5. Attributes such as workplace flexibility and transparent management are vital factors for investors evaluating companies.
Detailed Insights into Corporate Communication Practices
The Corporate Survey indicated a growing recognition of the importance of non-financial information among investors. As highlighted, human capital continues to be a primary focus for corporate communication efforts, illustrating a shift in how companies are valued based on their human resources and social equity. Moreover, the company's internal ability to share social and relationship capital metrics signifies the need for enhanced public relations strategies in corporate settings.
The top item companies aim to broadcast more effectively is 'improving employee engagement through user-friendly institutional designs', further confirming the ongoing trend to prioritize employee well-being.
Implications for Investors and Companies
The data gleaned from both investor and corporate perspectives illustrates a unified appreciation for human and social relationship capitals. Investors who recognize both facets of non-financial capital are significantly more likely to find a company attractive than those who identify only one. This highlights the critical importance of effective and comprehensive communication strategies.

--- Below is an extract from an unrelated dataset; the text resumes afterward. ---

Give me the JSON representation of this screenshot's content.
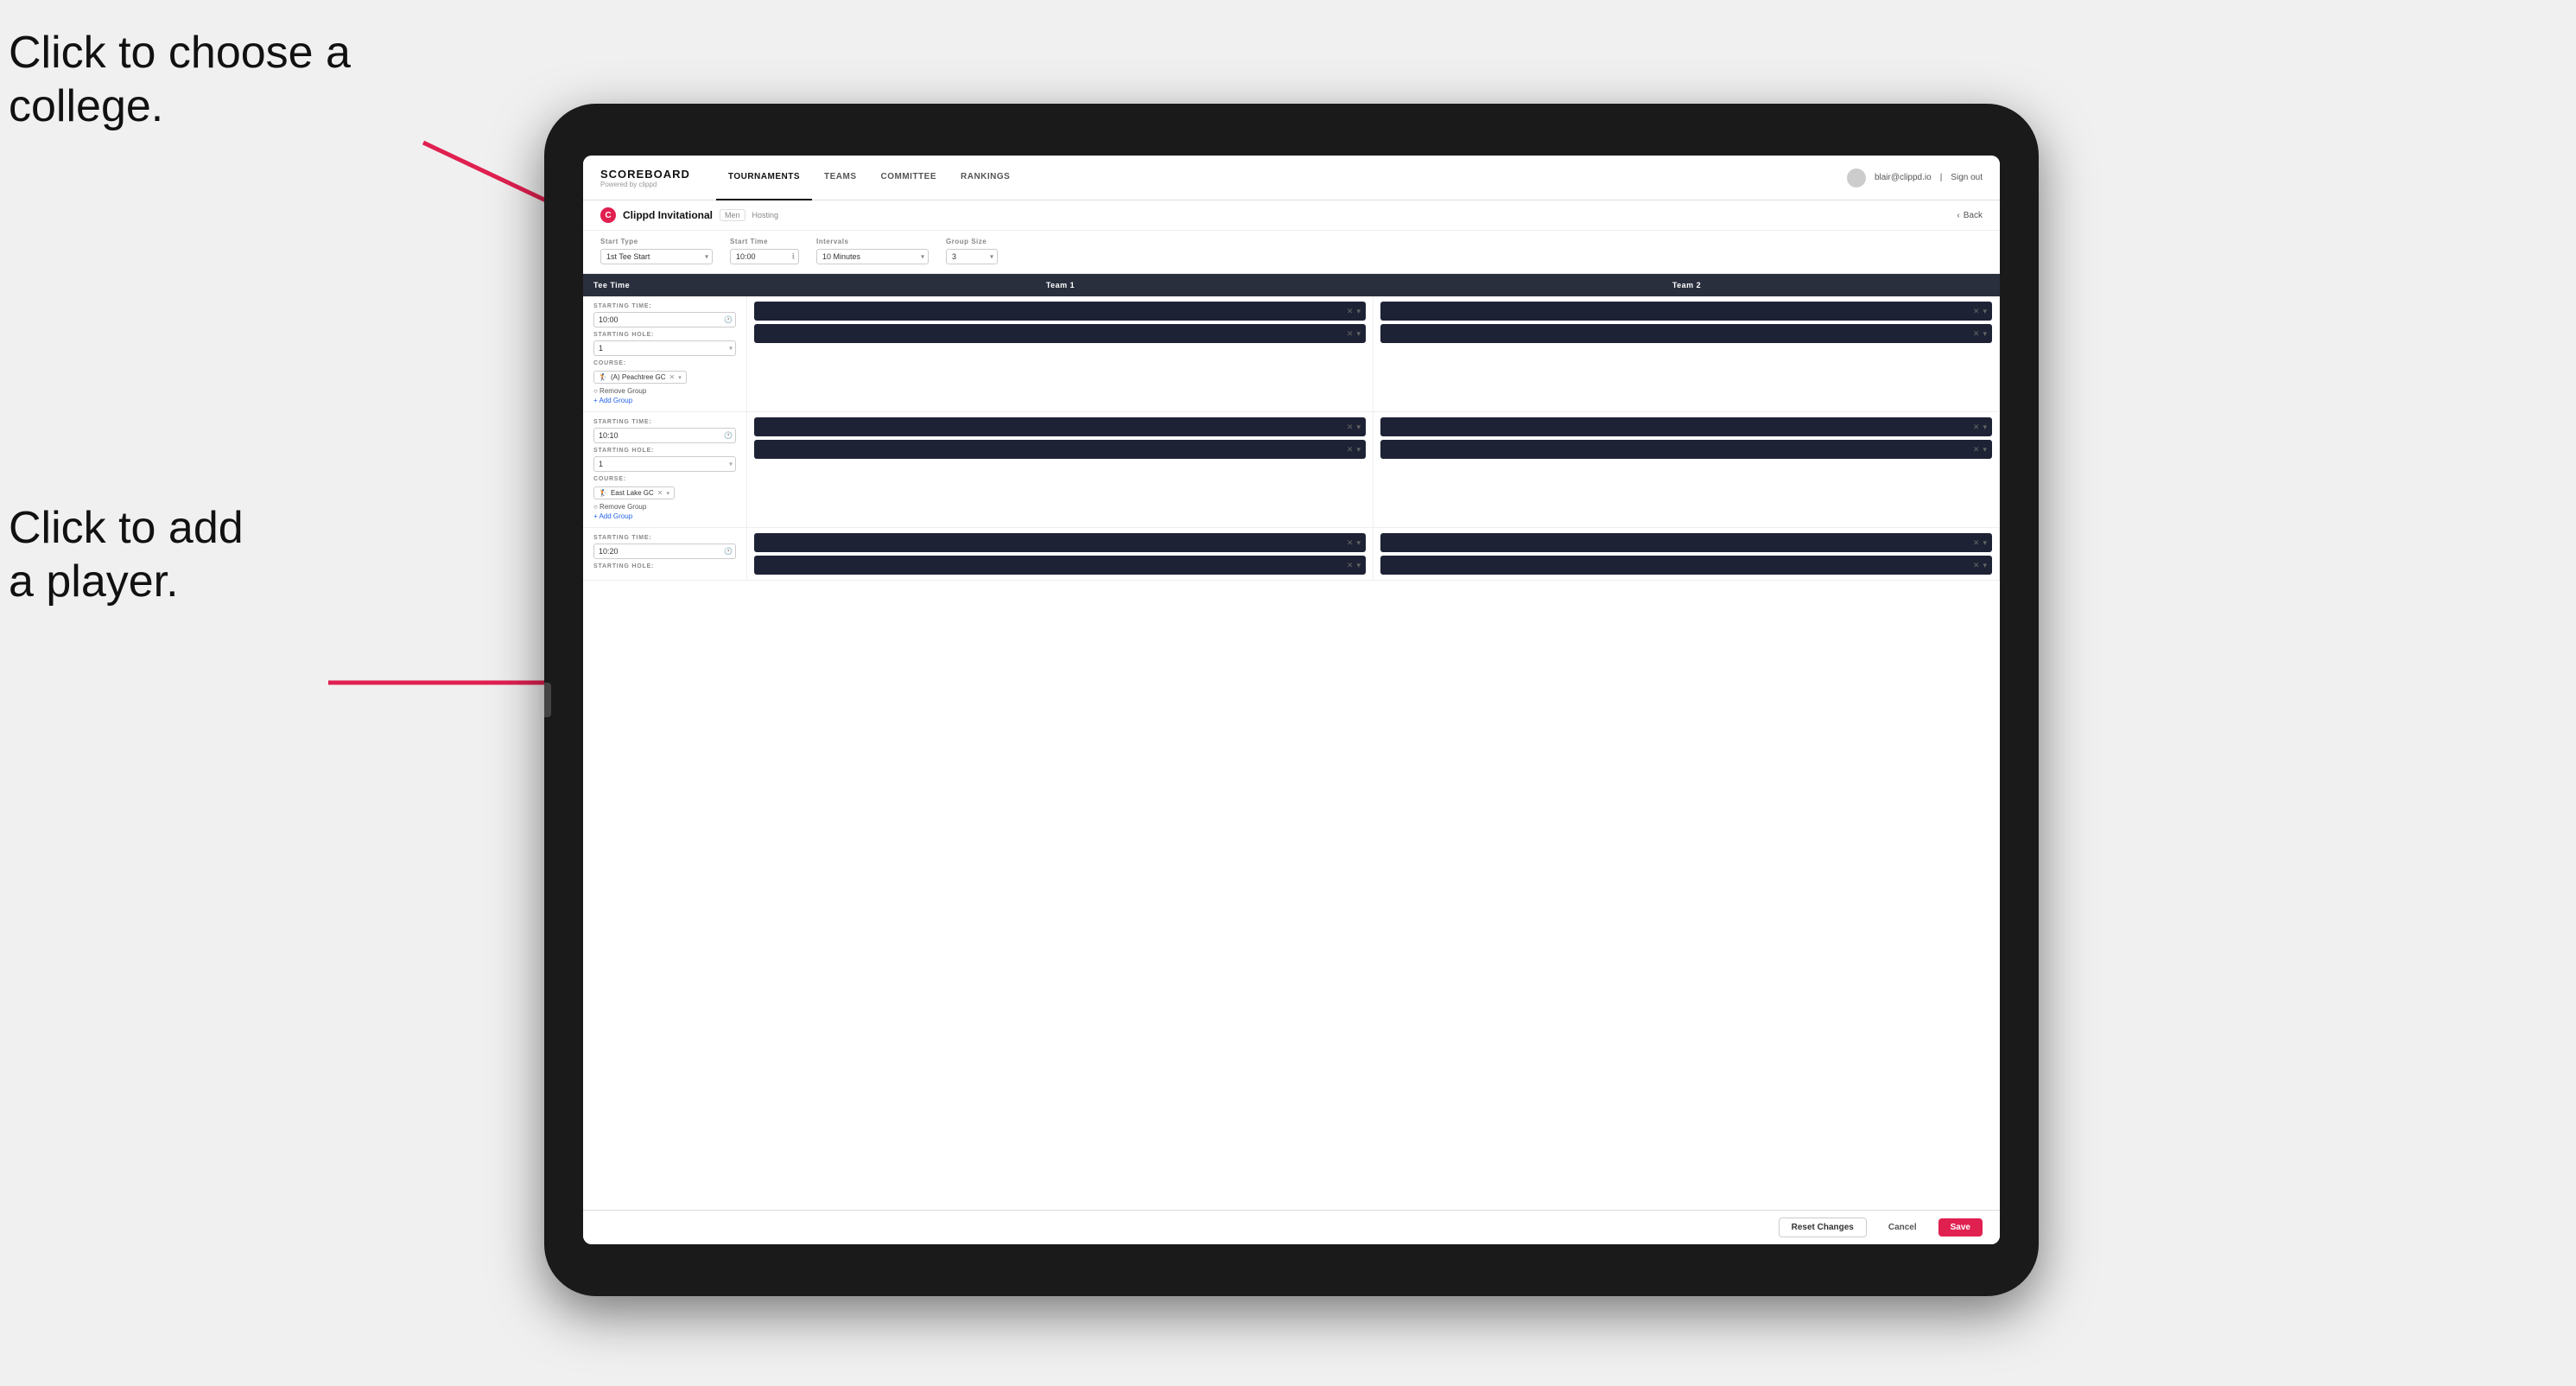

Furthermore, the study implies that companies that cultivate a robust relationship internally and communicate transparently with stakeholders can expect a favorable evaluation from investors. Building an engaging workplace environment along with a commitment to transparency in governance translates into a more compelling narrative for stakeholder investment.
Conclusion
As the demand for transparent non-financial information increases, it is paramount for companies to understand how their messaging is perceived by individual investors. This study underscores the importance of a dual approach—effective external communication paired with strong internal engagement strategies—to elevate corporate value. Stakeholders from management through to investor relations can utilize these findings to reevaluate their approaches to information dissemination.
Companies must actively shape their narratives around non-financial capital to enhance their attractiveness, ensuring both the provision of comprehensive information and its reception is aligned with investor expectations. This study serves as a reminder that the strategic management of human capital is not merely an operational cost, but rather an essential investment in a company's overall value and sustainability.